Pas question non plus d’aller s’entraîner aux États-Unis comme il le fait normalement au printemps avec toutes les restrictions liées aux voyages. «C’est pour ça que quelqu’un avait lancé un groupe Facebook pour déneiger la piste extérieure et permettre à ceux qui le voulaient de commencer plus tôt l’entraînement extérieur», poursuit-il.

Expulsés 

Charles et quelques amis s’étaient ainsi donné rendez-vous à la piste d’athlétisme et avaient commencé à la déneiger à la pelle samedi quand un gardien de sécurité s’est présenté sur place pour les expulser des lieux.

«On comprend les enjeux de sécurité liés à la COVID-19, surtout dans les espaces intérieurs du PEPS. Toutefois, la vie continue, et mes opposants qui s’entraînent pour Tokyo ne s’arrêtent pas pour autant. Désolant de se faire expulser de la piste dehors. Nous nous sommes réunis pour pelleter un corridor. Les rues enneigées et glacées ne sont pas sécuritaires pour nous. Pas de tapis roulant, de piste intérieure ou extérieure, que faites-vous de vos espoirs olympiques pour qui arrêter l’entraînement n’est pas une option?» s’est-il interrogé sur Twitter après être rentré chez lui.

«On nous a mis dehors, car c’est toute l’Université Laval qui est fermée et que la piste d’athlétisme est un terrain privé de l’Université Laval. C’est un peu beaucoup de la bureaucratie», déplore l’athlète de Québec.

Pour l’instant, Philibert-Thiboutot a commencé à explorer les rues de Québec pour en trouver des moins passantes et bien déneigées où il pourrait s’entraîner.

«Il y a beaucoup trop de neige et de glace à Sainte-Foy et Sillery, alors on regarde vers Cap-Rouge et Beauport», poursuit-il. L’Ouest canadien serait une autre possibilité, mais le coureur ne sait pas si elle est réalisable pour le moment.

Jeux incertains

Il faut dire que Charles Philibert-Thiboutot avait misé beaucoup sur le présent cycle olympique après avoir pris la 16e place sur 1500 m aux Jeux de Rio.

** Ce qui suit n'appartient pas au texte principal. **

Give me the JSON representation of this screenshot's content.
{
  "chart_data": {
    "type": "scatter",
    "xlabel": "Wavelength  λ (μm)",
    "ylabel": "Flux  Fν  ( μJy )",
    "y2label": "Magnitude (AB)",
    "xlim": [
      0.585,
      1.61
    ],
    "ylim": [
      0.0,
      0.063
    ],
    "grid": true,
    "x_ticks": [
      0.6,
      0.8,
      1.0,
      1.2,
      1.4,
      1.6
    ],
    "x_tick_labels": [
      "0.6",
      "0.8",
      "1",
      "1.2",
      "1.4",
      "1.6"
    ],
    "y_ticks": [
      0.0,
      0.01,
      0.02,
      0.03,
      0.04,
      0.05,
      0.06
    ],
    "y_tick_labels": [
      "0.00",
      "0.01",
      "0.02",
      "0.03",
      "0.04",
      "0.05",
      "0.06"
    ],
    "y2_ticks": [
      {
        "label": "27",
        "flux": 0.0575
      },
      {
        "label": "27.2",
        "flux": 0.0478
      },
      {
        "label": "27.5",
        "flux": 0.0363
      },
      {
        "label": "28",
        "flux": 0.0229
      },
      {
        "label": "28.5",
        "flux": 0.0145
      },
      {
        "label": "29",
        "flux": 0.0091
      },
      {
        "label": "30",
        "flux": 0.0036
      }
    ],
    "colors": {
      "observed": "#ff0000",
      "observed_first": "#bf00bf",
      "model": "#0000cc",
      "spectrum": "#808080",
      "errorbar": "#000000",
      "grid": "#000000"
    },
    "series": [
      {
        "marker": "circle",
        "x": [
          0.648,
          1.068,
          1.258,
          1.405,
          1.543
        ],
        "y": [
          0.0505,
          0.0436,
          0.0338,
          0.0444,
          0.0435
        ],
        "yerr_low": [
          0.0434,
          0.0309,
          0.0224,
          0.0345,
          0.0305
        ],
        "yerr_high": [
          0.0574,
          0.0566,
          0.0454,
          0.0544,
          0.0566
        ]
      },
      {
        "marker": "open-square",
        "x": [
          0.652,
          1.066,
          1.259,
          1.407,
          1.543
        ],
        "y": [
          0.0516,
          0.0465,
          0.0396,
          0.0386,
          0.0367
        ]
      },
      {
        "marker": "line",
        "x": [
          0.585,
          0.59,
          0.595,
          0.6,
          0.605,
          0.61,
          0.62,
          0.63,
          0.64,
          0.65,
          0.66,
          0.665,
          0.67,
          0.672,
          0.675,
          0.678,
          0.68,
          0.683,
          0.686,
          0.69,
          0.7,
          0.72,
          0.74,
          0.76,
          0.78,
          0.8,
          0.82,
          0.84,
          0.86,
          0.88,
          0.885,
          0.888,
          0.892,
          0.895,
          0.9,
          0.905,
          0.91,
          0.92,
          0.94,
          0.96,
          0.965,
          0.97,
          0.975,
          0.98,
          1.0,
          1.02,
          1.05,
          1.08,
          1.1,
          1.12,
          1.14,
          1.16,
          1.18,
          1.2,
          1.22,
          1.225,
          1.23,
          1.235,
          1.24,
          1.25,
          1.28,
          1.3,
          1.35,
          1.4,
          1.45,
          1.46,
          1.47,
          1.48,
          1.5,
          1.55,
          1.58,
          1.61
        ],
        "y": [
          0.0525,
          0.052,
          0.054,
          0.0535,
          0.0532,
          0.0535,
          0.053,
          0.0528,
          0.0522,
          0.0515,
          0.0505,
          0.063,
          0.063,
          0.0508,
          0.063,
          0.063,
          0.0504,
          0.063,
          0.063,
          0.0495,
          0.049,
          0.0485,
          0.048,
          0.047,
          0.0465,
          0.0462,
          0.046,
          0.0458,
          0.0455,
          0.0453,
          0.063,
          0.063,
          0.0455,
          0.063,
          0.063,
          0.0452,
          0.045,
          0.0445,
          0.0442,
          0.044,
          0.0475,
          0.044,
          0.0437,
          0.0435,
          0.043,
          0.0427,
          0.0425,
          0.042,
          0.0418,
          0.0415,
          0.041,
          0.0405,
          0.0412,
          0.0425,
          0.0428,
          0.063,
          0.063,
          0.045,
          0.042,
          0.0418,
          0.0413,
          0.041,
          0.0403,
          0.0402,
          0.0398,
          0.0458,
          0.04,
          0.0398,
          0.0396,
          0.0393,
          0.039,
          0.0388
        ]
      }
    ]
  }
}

«Et malheureusement, ça n’augure pas trop bien. Dans la situation actuelle, je n’ai pas l’impression que ça va être quelque chose de plausible d’avoir des Jeux olympiques. Au point de vue de la santé publique, ce n’est pas logique d’avoir des gens de partout dans le monde au même endroit dans la situation actuelle», concède-t-il.


« On nous a mis dehors, car c’est toute l’Université Laval qui est fermée et que la piste d’athlétisme est un terrain privé de l’Université Laval. C’est un peu beaucoup de la bureaucratie »
Charles Philibert-Thiboutot

Et même si les Jeux avaient lieu, l’annulation des épreuves de qualification du printemps vient compliquer davantage les choses pour l’athlète de 29 ans.

«Comme j’étais blessé à un pied l’an passé, je n’ai aucune performance à mon nom», illustre-t-il. «Et comme les courses du calendrier printanier comptent au classement mondial, je ne peux qu’espérer pour l’horizon de la mi-mai, les autres courses étant déjà annulées», explique-t-il.

«Ceci étant dit, j’essaie de contrôler ce que je peux contrôler. Je vais m’entraîner et rester le plus en forme possible pour être prêt quand les activités reprendront», indique celui pour qui la COVID-19 constitue une embûche de plus dans un cycle olympique où il en a vécu plus d’une. «Mais honnêtement, celle-là, je m’en serais bien passé!» conclut-il.